Era infatti il 23 dicembre del 1987, ricorda il CNR in una nota, quando fu registrato CNR.it, il primo dominio italiano. Tra i domini nazionali, quello italiano.it è sesto nell'immaginifica classifica dei domini "più registrati", pur essendo uno dei più appetibili rispetto al tedesco.de, al francese.fr o al britannico.uk. A differenza di questi, infatti, "it" è un termine ghiotto per il mondo dei domini in una Internet "che parla inglese", e non è un caso che, non appena hanno potuto, gli operatori esteri ne hanno fatto incetta.

"A due decenni esatti di distanza dalle prime, pionieristiche ricerche sul sistema dei nomi a dominio - racconta la nota del CNR - l'Istituto di Informatica e Telematica del Consiglio Nazionale delle Ricerche di Pisa (Iit-Cnr) - che assolve fin dalle origini al ruolo di Registro Internet.it - festeggia la nascita dell'"anagrafe" italiana della rete". "Il primo collegamento alla rete Internet - il 30 aprile del 1986: da Pisa agli Stati Uniti, passando per il satellite - fu frutto del lavoro dei ricercatori dell'allora neonato Centro Nazionale Universitario di Calcolo Elettronico (Cnuce). Alla stessa struttura, venti mesi dopo, le autorità americane che regolavano (e regolano ancora) la rete, assegnavano la gestione del Registro dei domini.it in virtù delle competenze tecniche e scientifiche maturate dai suoi esponenti, quarti in ordine di tempo in Europa ad adottare l'Internet protocol. Il servizio di registrazione (tecnicamente: Registro del ccTLD.it) oggi è gestito dall'Iit-Cnr di Pisa, erede del Cnuce. All'epoca non esisteva ancora il World Wide Web, l'Internet per eccellenza, identificato dalla sigla www".
Enrico Gregori, responsabile del Registro, ha dichiarato che "nessuno, tra i ricercatori che allora contribuirono a realizzare la prima infrastruttura di rete e ai quali mi onoro di appartenere, avrebbe mai creduto che quello strano modo di far parlare tra loro computer diversi, sparsi in ogni luogo nel mondo, un giorno avrebbe rappresentato uno dei principali mezzi di comunicazione. E non per gli scienziati, ma per la gente comune. Se oggi in Italia, e nel resto del mondo, parole come blog, email, Web e domini sono entrate a far parte della vita quotidiana lo si deve soprattutto a quella generazione di ricercatori che, negli anni '80, ha saputo guardare al futuro, costruendo mattone su mattone il medium più esplosivo dell'era moderna".

L'ascesa dei domini italiani

Per quanto riguarda i domini, basta dare un'occhiata alla tabella qui sopra per rendersi conto che fino al 1999-2000 il numero dei domini registrato era molto limitato. La rete non era ancora molto conosciuta, non era il fenomeno che è oggi, ed erano ancora relativamente poche le attività online. Inoltre le regole di registrazione erano allora ancora più farraginose di quanto non siano oggi e lo sanno bene i lettori di Punto Informatico, che fin dal 1996 si è occupato da vicino della questione, seguendo alti e bassi e le singolari iniziative che hanno costellato la storia dei.it. La tabella si riferisce peraltro ai cosiddetti "domini attivi", quelli cioè effettivamente esistenti e raggiungibili da ogni computer connesso alla rete. Il dato tiene conto del circa mezzo milione di registrazioni di dominio cancellate nel corso degli anni.

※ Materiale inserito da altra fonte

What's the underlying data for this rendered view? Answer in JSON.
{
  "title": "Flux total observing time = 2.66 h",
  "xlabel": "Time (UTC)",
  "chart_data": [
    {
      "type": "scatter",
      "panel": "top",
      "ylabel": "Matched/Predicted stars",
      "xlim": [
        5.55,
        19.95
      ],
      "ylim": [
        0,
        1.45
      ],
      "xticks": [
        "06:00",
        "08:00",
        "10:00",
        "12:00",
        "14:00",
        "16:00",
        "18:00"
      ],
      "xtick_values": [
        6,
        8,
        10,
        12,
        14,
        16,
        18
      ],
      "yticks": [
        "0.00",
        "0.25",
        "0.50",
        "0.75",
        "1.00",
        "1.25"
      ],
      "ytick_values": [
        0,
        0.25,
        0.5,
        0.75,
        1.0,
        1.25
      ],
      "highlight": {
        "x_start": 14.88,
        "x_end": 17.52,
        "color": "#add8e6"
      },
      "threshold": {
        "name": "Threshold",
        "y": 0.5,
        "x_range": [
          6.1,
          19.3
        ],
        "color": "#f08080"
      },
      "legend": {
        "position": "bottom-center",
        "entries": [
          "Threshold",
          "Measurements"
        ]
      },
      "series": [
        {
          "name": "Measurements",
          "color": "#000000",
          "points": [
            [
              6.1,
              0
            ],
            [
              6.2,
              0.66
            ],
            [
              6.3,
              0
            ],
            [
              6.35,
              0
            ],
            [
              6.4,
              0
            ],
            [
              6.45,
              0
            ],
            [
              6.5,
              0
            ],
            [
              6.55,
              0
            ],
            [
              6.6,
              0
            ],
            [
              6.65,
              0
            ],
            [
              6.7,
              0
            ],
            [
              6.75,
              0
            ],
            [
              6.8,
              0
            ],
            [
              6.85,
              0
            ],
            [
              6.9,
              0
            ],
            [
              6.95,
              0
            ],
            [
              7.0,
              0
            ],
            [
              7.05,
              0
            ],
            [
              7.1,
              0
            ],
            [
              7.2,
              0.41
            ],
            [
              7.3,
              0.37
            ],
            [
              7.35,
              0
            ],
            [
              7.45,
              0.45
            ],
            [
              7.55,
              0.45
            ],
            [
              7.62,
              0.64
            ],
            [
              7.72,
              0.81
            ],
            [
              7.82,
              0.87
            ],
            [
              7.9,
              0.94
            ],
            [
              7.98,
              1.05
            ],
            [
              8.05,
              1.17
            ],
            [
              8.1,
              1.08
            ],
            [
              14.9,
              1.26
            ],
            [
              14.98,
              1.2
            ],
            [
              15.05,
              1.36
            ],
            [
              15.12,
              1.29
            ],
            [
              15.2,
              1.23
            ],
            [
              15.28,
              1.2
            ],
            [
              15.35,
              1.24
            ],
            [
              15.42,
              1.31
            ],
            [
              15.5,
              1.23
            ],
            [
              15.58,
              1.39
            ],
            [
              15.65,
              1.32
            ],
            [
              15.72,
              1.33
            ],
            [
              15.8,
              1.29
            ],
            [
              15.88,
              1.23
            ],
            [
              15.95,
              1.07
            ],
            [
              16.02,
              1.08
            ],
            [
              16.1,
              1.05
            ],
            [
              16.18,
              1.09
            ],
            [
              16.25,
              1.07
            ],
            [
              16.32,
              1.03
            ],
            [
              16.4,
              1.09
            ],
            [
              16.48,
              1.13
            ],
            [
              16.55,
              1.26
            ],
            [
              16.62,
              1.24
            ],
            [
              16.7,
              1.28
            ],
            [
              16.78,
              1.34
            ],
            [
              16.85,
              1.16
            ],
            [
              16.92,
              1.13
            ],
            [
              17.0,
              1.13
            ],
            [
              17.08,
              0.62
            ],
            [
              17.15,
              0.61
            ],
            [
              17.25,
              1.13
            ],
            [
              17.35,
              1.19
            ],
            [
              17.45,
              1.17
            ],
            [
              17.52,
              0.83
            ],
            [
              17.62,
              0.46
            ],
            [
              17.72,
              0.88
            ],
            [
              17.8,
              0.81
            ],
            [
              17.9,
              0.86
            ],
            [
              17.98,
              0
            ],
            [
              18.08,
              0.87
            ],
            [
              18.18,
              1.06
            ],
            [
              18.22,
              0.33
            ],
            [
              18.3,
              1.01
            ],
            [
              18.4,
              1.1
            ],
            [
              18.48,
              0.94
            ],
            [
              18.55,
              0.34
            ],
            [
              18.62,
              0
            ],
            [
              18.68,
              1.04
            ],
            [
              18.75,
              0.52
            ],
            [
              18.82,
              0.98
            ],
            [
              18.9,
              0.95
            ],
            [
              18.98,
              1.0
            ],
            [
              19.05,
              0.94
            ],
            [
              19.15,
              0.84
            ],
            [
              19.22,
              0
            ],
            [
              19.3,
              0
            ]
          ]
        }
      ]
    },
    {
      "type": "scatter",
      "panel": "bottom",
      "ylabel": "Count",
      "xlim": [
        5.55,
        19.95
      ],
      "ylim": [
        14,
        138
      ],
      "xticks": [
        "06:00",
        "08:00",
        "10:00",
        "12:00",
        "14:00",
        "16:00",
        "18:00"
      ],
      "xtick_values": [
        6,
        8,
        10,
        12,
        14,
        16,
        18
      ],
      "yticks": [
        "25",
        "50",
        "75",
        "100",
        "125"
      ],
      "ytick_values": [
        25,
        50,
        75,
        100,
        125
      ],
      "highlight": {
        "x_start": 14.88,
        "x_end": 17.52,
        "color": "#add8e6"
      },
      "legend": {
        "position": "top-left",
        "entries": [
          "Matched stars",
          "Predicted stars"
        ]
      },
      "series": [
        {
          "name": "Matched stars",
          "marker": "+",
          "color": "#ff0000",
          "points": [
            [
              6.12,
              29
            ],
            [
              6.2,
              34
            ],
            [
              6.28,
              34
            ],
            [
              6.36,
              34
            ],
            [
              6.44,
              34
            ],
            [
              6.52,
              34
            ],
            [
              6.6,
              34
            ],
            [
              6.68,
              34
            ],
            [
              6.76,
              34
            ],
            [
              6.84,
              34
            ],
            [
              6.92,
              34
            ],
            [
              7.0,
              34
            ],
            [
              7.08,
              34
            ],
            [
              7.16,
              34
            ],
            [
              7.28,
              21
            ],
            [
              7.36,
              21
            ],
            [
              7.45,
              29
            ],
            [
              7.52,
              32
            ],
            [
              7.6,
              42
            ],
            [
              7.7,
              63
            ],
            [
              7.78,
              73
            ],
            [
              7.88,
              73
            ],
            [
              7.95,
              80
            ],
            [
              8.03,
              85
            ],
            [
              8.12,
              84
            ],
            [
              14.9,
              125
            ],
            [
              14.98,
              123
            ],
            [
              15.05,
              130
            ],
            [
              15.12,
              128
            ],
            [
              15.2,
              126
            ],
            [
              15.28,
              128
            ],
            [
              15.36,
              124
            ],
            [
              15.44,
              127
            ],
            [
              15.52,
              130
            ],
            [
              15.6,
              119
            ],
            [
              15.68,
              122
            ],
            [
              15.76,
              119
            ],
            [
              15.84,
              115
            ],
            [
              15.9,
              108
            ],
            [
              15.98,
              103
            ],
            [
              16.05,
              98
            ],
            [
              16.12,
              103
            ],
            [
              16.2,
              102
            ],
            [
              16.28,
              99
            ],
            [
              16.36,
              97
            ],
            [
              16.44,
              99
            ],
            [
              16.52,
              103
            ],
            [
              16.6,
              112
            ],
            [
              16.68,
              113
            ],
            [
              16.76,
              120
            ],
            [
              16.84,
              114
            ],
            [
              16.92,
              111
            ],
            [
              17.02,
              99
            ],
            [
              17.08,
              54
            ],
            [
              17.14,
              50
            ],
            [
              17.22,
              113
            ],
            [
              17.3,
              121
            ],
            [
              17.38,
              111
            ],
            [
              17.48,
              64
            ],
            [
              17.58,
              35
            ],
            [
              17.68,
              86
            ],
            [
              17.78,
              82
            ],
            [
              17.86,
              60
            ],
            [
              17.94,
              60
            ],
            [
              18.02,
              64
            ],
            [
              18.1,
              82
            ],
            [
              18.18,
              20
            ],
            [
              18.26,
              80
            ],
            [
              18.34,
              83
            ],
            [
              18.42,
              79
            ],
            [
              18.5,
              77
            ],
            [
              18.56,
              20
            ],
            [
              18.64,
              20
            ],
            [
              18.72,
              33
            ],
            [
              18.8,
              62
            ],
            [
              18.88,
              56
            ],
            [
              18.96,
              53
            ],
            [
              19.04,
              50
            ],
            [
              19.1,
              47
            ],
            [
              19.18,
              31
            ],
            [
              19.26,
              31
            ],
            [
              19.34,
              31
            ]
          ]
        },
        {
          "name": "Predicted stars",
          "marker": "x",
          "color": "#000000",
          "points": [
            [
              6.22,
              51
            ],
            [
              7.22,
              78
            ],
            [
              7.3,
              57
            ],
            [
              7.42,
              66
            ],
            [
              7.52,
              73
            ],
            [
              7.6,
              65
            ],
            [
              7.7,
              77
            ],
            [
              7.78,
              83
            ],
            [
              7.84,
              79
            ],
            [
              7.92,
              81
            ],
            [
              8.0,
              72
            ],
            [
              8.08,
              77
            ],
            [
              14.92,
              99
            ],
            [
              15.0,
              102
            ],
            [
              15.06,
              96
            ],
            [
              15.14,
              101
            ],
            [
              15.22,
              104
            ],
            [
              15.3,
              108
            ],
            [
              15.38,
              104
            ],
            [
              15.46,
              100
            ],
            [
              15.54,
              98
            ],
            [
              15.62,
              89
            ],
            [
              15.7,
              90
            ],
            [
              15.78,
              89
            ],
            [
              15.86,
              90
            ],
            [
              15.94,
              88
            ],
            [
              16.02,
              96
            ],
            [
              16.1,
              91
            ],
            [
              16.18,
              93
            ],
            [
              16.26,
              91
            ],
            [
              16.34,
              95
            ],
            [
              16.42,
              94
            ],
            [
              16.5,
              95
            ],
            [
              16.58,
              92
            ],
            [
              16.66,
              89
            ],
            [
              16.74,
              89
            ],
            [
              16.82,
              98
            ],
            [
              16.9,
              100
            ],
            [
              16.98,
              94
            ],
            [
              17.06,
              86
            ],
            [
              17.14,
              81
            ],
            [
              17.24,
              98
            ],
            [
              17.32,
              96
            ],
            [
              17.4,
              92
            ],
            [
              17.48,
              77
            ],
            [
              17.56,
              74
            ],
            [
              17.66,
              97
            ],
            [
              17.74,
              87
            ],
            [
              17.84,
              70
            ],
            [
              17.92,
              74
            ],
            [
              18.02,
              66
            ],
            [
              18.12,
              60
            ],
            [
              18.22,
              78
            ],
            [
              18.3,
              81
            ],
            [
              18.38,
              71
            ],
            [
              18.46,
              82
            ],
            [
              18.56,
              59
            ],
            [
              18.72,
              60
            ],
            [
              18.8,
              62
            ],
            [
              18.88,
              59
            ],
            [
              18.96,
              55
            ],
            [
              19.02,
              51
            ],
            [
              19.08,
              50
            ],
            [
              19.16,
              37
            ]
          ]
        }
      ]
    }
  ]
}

Le norme oggi continuano in realtà ad essere molto più complesse di quelle riservate da altri enti ad altre estensioni di dominio ma che comunque - nonostante le fortissime contestazioni - permettono la registrazione di.it, sebbene i domini a due lettere siano ancora off limits.

Tra il 1987 e il 1993 le registrazioni "si contavano sulle dita di una mano", ricorda il CNR. Ma il sasso era stato lanciato e la storia, si sa, non si ferma. "Il Registro - ha sottolineato Gregori - si appresta a mettere in cantiere una nuova, piccola rivoluzione. Il sistema di registrazione in tempo reale, sincrono, che buona parte degli operatori e gli utenti considerano oggi un volano irrinunciabile per la crescita ulteriore della nostra rete". Gregori parla di quel sistema richiesto da lungo tempo che permetterebbe la registrazione al volo dei domini.it, un po' come avviene già da anni per domini internazionali come i.com.